Is Leviticus From 'Empire' A Real Club? Its Origins Could Stem From Disco Or The Bible

The second episode of FOX's unprecedented smash hit Empire revolved around the opening of Lucious Lyon's new club Leviticus, and since then, a lot of the show's action has taken place within those four walls — especially musical performances. It looks like a pretty swag place: ornate decorations, plush couches, a huge dance floor, seemingly never-ending bottle service... Seems like the kind of place half of Manhattan would want to be at on a Friday night. (The other half is presumably at home watching Empire, according to those mind-boggling ratings.) So can you head on down to the club this Friday? Is Leviticus based on a real place? Or is it simply a work of fiction?

Sadly, there's currently no club in New York City called "Leviticus." A search of that name on Google Maps only results in the Leviticus Church of God in Jamaica, Queens. But just because there's no Leviticus now doesn't mean there never was...

According to the website DiscoMusic.com, there actually used to be a club named Leviticus at 45 W. 33 Street during the '70s. (A street view look at that address reveals that, while the club is no longer there, nearby there is a disreputable establishment ironically called "Empire Erotica." Coincidence? Probably, but it's fun to imagine that it's not.)

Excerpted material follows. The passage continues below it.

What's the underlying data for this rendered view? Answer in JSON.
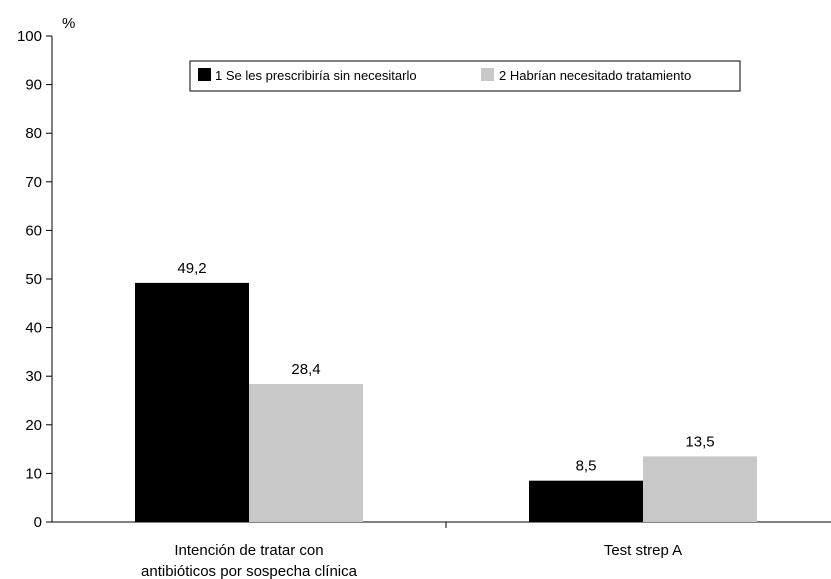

Leviticus's existence is verified by a string of comments on the DiscoMusic page from people reminiscing about times they spent there and musicians they saw perform. Supposedly the likes of Rick James ("Super Freak"), The Whispers ("My Girl") and jazz singer/trumpeter Lenny Williams were known to frequent Leviticus' stage. According to commenter "m. watson martin," "This was one of the best clubs in the city at that time." Commenter "Tony" agrees: "One of the funkiest black clubs in NYC, you had to be there on Thursday nights, crowded, hot and happnin!"

"Tony" is also nostalgic for the fashion of the earlier era: "Back in the '70's, and into the '80's we wore suits and ties to clubs... imagine that!...Got to the club and actually danced! Didn't just stand around or spend the entire night doin a lil 'two-step' we had actual dances WITH NAMES!" Music and dancing weren't the only things going on at Leviticus, either — love was in the air there, too, to hear commenter "william r. smith" tell it: "I met my future wife there on Washington's birthday in 1974! Man there was nothing like getting a really good hustle partner and dancing to 'My Love is Free' then 'I Found Love' by Cerrone". Boy the memories!"

So was Empire's Leviticus actually based on this bygone club? It's impossible to say... but it seems somewhat unlikely, given the fact that it appears to have closed sometime in the '80s. Empire creator Lee Daniels had only just graduated from a Pennsylvania high school in 1978 and then immediately attended college at Lindenwood University in Missouri. It's hard to imagine that Daniels spent much time shuttling back and forth between school in Radnor, Pa. and a funky music club in Manhattan.

Strangely, Daniels' inspiration for his fictional club seems to have come, not from Manhattan, but from the Bible. Leviticus is the third book of the Old Testament, coming directly after Genesis and Exodus, and is famous for being the origin of conservative Christians' condemnation of homosexuality. In Leviticus, God gives the Israelites instructions on how to properly conduct themselves; the most oft-quoted verse from the book is undoubtedly 18:23, which reads, "You shall not lie with a male as one lies with a female; it is an abomination."

It is likely no mere happenstance that Lucious' club is named after the book of the Bible that contains this infamous passage, when one of the central conflicts of Empire is his fraught relationship with his gay son. Is Lucious destined to condemn his son, as that passage encourages? Or will the dying patriarch find it in his heart to love his son unconditionally before it's too late? Sadly, the name that Lucious chose to christen his club with doesn't bode well for his and Jamal's relationship. Neither does Empire seem like the kind of show to opt for the sentimental route — so expect Lucious Lyon to deliver a lot more Old Testament-style wrath before the season ends.